On the effect of feelings of hostility – “which is a negative way of viewing the world” and was assessed by the person’s “cynical expectations of other people’s motives” – this resulted in a doubling of the risk versus people who did not score highly on this profile. Feelings of anger, however, had no effect.
Dr. Susan Everson-Rose, lead author and associate professor of medicine at the University of Minnesota in Minneapolis, says:
“There’s such a focus on traditional risk factors – cholesterol levels, blood pressure, smoking and so forth – and those are all very important, but studies like this one show that psychological characteristics are equally important.”
The chronic stress was measured using ratings for five different domains of the participants’ lives:
- Personal health problems
- Health problems of people close to them
- Job or ability to work
The data for this analysis came from a study across six US sites known as the Multi-Ethnic Study of Atherosclerosis.
The 6,749 participants were from a mix of ethnic backgrounds across Baltimore, MD, Chicago, IL, Forsyth County, NC, Los Angeles, CA, New York City, NY, and Saint Paul, MN.
The almost equal numbers of men and women showed no evidence of cardiovascular disease at the start of the research in the early 2000s.
During the first 2 years of the recruitment, the baseline ratings of depression and chronic stress were assessed, and the subjects were monitored for an additional 8.5 to 11 years.
During the study, 147 strokes and 48 TIAs occurred, and the researchers did a statistical analysis at the end to compare the rates of disease between different levels of psychological health.
The authors say they have excluded the possibility that the stroke results could be explained by poor psychological health tending to have a bad effect on physical lifestyle (people experiencing “stress and negative emotions typically have more adverse behavioral risk profiles, and experience difficulty in maintaining healthy lifestyles and adhering to treatment recommendations”).
The lifestyle factors taken into account were:
- Physical activity
- Alcohol consumption
- Body mass index
- Blood pressure.
Independent of these factors, if depression and stress can be assumed to have a direct causal effect on stroke, then, the authors offer only theoretical ideas about what the biological link might be.
“Stress and negative emotions activate the hypothalamic-pituitary-adrenal axis,” they write, and this activation of the brain’s stress center influences blood clotting, among a number of other effects listed in the paper.
But these factors were not tested in the study. Another pathway that was tested, that of inflammatory effects, was tested to some extent, but “little evidence” was shown for it.
Inflammatory pathways are “plausible” because “the psychosocial factors measured here are associated with increased C-reactive protein, fibrinogen, and interleukin 6, which are related to stroke risk.”
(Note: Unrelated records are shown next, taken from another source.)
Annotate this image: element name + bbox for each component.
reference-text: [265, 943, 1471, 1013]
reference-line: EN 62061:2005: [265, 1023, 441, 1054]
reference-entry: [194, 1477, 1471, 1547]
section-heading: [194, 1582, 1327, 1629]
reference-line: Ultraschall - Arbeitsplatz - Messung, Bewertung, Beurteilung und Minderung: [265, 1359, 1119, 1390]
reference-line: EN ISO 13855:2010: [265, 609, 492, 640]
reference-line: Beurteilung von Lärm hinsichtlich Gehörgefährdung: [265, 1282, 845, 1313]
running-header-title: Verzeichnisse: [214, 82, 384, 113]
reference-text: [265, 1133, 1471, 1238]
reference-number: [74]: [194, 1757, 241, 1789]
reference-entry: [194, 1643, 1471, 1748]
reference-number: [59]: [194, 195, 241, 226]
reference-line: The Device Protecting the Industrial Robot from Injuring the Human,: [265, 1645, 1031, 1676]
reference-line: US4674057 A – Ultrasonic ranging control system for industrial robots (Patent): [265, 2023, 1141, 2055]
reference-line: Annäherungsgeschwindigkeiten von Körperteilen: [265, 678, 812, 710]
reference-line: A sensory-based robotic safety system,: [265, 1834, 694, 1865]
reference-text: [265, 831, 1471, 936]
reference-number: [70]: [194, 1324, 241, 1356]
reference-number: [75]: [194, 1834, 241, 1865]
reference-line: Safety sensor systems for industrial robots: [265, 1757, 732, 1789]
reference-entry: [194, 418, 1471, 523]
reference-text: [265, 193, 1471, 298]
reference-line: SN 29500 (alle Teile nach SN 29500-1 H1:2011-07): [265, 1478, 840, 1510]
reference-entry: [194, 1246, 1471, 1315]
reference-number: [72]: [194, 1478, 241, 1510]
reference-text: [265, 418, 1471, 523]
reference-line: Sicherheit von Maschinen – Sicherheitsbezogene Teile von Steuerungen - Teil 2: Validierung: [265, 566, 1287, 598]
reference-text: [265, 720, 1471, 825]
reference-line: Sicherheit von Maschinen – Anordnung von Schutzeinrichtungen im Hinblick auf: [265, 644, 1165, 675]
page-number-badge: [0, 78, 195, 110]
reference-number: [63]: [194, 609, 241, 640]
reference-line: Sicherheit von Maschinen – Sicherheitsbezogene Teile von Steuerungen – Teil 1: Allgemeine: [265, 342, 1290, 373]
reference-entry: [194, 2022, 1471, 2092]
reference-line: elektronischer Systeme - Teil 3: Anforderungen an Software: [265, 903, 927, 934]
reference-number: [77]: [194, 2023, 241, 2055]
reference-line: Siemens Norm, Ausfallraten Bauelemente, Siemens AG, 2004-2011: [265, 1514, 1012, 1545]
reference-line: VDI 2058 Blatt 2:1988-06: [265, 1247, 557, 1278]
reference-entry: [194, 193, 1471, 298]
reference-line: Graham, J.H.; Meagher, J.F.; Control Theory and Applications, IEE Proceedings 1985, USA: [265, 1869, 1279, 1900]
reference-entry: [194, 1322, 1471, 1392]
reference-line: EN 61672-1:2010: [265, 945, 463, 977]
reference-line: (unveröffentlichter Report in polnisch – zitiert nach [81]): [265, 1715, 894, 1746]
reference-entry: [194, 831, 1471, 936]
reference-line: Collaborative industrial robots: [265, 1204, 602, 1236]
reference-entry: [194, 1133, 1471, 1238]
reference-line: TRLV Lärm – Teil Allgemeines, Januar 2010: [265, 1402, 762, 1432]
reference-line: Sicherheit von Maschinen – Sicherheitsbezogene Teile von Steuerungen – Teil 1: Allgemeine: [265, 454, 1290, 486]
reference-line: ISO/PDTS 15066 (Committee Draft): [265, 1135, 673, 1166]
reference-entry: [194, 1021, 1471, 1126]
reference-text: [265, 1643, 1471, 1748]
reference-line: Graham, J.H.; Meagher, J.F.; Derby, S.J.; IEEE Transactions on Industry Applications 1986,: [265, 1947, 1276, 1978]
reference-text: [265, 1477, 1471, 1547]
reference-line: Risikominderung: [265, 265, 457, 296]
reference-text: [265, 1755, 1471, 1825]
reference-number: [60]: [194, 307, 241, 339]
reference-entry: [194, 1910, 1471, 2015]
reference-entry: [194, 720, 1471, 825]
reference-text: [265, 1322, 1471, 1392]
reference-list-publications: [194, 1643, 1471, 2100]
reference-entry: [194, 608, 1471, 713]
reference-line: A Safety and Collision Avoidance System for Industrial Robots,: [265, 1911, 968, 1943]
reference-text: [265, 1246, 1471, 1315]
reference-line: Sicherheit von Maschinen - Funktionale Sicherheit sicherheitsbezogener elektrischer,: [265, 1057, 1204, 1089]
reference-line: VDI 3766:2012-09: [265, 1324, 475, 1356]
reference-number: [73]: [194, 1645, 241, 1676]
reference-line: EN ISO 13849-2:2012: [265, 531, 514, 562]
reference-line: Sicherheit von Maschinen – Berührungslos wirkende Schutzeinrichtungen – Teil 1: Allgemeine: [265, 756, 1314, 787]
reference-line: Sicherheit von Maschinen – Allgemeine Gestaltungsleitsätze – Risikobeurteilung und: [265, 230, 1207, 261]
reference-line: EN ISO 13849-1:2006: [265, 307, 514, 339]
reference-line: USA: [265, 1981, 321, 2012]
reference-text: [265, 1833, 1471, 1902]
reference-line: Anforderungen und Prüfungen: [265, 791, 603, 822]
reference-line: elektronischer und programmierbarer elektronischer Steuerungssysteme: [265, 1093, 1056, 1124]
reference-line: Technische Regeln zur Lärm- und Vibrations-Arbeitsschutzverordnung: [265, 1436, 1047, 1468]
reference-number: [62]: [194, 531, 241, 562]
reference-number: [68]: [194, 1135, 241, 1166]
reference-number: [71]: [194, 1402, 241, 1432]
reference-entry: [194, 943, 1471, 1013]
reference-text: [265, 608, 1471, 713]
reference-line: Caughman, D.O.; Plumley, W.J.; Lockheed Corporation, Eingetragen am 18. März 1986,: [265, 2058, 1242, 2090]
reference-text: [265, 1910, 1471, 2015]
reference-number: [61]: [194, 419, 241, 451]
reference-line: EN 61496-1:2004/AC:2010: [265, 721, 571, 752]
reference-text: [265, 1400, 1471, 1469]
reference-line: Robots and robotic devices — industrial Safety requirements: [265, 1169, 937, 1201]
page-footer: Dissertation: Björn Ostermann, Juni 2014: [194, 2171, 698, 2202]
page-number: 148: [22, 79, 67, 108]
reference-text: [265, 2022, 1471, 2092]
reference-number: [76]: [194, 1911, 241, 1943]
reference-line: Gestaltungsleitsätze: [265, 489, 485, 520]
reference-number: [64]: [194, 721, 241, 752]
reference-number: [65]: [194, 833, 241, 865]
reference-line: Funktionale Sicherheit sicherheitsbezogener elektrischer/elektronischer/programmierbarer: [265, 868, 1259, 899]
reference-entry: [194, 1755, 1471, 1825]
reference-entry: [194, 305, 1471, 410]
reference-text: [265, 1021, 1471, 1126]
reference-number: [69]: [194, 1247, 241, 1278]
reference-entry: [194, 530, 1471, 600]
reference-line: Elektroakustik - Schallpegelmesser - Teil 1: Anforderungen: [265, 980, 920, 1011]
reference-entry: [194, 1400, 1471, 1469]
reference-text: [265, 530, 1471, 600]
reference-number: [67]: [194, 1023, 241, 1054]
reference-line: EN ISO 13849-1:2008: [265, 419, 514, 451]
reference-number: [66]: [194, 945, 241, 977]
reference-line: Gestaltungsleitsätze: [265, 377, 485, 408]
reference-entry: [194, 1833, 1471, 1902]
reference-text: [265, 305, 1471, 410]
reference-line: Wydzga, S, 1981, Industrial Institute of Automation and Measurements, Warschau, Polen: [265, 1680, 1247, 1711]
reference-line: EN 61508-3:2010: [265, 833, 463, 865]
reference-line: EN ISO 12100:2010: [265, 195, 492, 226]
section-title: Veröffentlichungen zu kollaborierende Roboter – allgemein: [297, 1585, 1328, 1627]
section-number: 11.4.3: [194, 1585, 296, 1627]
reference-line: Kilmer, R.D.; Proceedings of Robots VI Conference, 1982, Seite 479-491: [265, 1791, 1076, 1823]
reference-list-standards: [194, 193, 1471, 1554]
The study’s conclusion reads: “Our study demonstrates associations between excess stroke/TIA risk and depressive symptoms, chronic stress, and hostility, which were not explained by traditional stroke risk factors, inflammatory markers, or subclinical atherosclerosis.
“Better understanding of important, potentially modifiable stroke risk factors, including stress and negative emotions, is needed given the aging population and increasing burden of stroke.”